Potassium (K) is an alkali metal and has an oxidation number of +1 in all its compounds. Oxygen (O) typically has an oxidation number of -2, except in peroxides or when bonded to fluorine.

Step 2: Use the formula of the compound to set up an equation.
The formula for potassium permanganate is KMnO_4. We can set up an equation based on the sum of the oxidation numbers in the compound, which must equal zero because the compound is neutral.

Let the oxidation number of Mn be x. Then, we have:
$$
(+1) + (x) + 4(-2) = 0
$$

Step 3: Solve for the unknown oxidation number.
Solving for x gives us:
$$
1 + x - 8 = 0 \\
x - 7 = 0 \\
x = +7
$$

Therefore, the oxidation number of manganese in KMnO_4 is +7.

In redox reactions, KMnO_4 functions as an oxidizing agent. The manganese in KMnO_4 has a high oxidation state of +7, which means it has a strong tendency to gain electrons and be reduced. When KMnO_4 acts as an oxidizing agent, it will typically be reduced to Mn^2+ (with an oxidation state of +2) or MnO_2 (with manganese having an oxidation state of +4), depending on the pH of the solution.

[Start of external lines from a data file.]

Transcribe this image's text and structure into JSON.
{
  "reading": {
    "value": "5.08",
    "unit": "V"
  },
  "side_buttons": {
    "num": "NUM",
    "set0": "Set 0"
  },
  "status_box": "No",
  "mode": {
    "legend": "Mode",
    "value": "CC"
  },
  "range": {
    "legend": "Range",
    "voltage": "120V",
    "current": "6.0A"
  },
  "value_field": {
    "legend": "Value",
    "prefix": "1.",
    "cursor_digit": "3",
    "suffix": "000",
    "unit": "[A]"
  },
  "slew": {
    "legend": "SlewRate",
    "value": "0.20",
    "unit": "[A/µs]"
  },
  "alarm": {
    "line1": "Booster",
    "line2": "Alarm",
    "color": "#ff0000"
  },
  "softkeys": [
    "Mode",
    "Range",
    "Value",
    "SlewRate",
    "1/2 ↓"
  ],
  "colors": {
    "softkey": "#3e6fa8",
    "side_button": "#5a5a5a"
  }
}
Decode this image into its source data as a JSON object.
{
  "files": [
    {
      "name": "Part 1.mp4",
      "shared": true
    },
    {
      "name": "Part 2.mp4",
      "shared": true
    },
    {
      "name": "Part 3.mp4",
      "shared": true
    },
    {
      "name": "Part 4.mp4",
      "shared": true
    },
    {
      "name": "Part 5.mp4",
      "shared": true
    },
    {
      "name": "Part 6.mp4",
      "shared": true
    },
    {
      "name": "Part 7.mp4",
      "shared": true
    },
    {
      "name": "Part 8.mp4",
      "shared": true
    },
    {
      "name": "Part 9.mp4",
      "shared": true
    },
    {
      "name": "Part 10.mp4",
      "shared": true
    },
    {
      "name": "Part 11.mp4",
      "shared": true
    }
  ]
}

During this reduction process, the Mn atom in KMnO_4 gains electrons, and the species that donates electrons to Mn is oxidized. This electron transfer is the essence of a redox reaction. The change in the oxidation state of manganese from +7 to a lower value is indicative of the reduction process, while the corresponding oxidation of the other species involved completes the redox cycle.